Just today, I got a welcome e-mail from Steve, who is now back in Michigan, his home base. He and Ryan managed the entire trip to New Orleans, never swamping the canoe and with no injuries. Just to complete that trip is an awesome accomplishment; in so doing they join an elite and small fraternity of adventurers.
I can easily imagine the perils they faced: strong winds (rendering a canoe almost unmanageable) increasing river currents as they progressed down the lower Mississippi, and the ever present dangers of oncoming or overtaking towboats, sometimes pushing upewards of 40 barges. I don't imagine their shoreline campsite were always very accommodating. But when it's dark, you have to stop, whatever greets you on the banks of the river.

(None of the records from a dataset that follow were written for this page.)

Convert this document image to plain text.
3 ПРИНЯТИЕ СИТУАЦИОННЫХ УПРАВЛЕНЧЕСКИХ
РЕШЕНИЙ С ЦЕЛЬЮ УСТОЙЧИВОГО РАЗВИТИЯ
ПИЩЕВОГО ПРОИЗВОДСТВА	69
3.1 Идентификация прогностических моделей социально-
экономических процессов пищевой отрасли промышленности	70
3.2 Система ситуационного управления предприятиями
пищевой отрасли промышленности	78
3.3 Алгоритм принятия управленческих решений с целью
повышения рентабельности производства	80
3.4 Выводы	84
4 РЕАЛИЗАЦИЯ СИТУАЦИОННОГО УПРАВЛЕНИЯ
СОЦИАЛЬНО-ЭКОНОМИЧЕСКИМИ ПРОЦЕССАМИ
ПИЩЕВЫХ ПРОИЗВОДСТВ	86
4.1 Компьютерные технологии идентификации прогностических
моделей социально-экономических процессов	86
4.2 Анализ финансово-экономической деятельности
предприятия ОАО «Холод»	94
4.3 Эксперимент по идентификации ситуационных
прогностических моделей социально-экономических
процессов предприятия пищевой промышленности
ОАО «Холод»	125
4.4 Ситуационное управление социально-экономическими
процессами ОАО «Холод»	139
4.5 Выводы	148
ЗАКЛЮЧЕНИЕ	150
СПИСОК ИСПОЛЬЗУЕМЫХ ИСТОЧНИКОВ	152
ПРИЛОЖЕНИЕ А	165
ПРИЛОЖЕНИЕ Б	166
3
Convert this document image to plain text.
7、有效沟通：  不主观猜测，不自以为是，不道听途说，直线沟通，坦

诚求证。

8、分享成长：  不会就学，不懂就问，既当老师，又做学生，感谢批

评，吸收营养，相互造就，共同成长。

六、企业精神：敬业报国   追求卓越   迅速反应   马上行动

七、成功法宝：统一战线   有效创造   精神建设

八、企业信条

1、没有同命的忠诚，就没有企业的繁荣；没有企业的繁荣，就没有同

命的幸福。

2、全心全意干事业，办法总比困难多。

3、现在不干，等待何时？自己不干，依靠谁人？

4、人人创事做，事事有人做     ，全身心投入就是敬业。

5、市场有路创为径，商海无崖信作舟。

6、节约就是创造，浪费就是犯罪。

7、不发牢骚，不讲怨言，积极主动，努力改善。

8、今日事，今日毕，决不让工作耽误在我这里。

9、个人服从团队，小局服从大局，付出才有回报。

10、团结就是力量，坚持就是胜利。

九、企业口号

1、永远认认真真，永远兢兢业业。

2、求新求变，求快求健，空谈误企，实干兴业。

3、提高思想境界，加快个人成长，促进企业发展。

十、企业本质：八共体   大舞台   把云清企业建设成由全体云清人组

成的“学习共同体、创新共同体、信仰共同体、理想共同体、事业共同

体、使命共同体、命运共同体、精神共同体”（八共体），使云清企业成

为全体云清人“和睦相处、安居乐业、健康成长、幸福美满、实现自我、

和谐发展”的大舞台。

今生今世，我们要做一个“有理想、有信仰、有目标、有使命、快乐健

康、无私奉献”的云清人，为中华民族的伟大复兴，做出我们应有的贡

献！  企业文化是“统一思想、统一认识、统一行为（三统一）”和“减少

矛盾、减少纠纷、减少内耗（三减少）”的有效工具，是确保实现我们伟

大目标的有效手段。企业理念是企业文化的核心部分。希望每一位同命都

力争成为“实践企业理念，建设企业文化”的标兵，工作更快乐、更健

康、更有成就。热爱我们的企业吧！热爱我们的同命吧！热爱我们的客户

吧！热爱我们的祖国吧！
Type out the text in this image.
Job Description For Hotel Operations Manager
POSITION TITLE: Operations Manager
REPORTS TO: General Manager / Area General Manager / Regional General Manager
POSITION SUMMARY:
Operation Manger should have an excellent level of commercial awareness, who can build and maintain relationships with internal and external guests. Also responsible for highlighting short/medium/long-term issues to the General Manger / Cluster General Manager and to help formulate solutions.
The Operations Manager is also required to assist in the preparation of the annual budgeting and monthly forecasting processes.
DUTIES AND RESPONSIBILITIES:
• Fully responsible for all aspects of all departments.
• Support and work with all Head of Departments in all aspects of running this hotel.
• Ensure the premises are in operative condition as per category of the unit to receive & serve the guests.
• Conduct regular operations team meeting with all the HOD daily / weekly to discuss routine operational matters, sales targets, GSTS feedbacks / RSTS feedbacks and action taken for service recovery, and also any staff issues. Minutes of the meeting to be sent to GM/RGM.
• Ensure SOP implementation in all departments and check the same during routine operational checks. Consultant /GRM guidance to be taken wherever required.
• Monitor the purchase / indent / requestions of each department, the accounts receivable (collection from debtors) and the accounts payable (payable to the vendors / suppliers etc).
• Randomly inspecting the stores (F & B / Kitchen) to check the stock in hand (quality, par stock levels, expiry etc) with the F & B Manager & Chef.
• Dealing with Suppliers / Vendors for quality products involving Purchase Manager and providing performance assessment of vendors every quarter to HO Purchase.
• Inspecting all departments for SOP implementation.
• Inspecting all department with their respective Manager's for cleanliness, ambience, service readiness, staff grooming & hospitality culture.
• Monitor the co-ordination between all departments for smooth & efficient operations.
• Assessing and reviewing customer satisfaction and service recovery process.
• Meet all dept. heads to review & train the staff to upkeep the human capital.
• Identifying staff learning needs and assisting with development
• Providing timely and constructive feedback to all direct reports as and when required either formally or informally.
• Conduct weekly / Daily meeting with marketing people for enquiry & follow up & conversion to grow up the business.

So my hat is off to Steve and Ryan, brave, a bit reckless, but ultimately demonstrating great skill and unstoppable determination. I have friends who have sailed across the Atlantic, but I believe some of those trips to have been more comfortable, and less challenging--and with less risk--than taken on by these rare canoeists. This 19 ft. Grumman canoe was their on-the-water home for more than 2,000 miles. I don't doubt they had some long quiet moments of reflecting on the sanity of their decision to go.

This quote is at the end of Robert St. Bridge in St. Paul Minnesota, which Steve and Ryan no doubt passed under early in their trip. The wouldn't have seen it, but I offer it here as a tribute to their success, and a reminder to all that dreams can materialize. Thanks, guys, for showing the rest of us what can be done!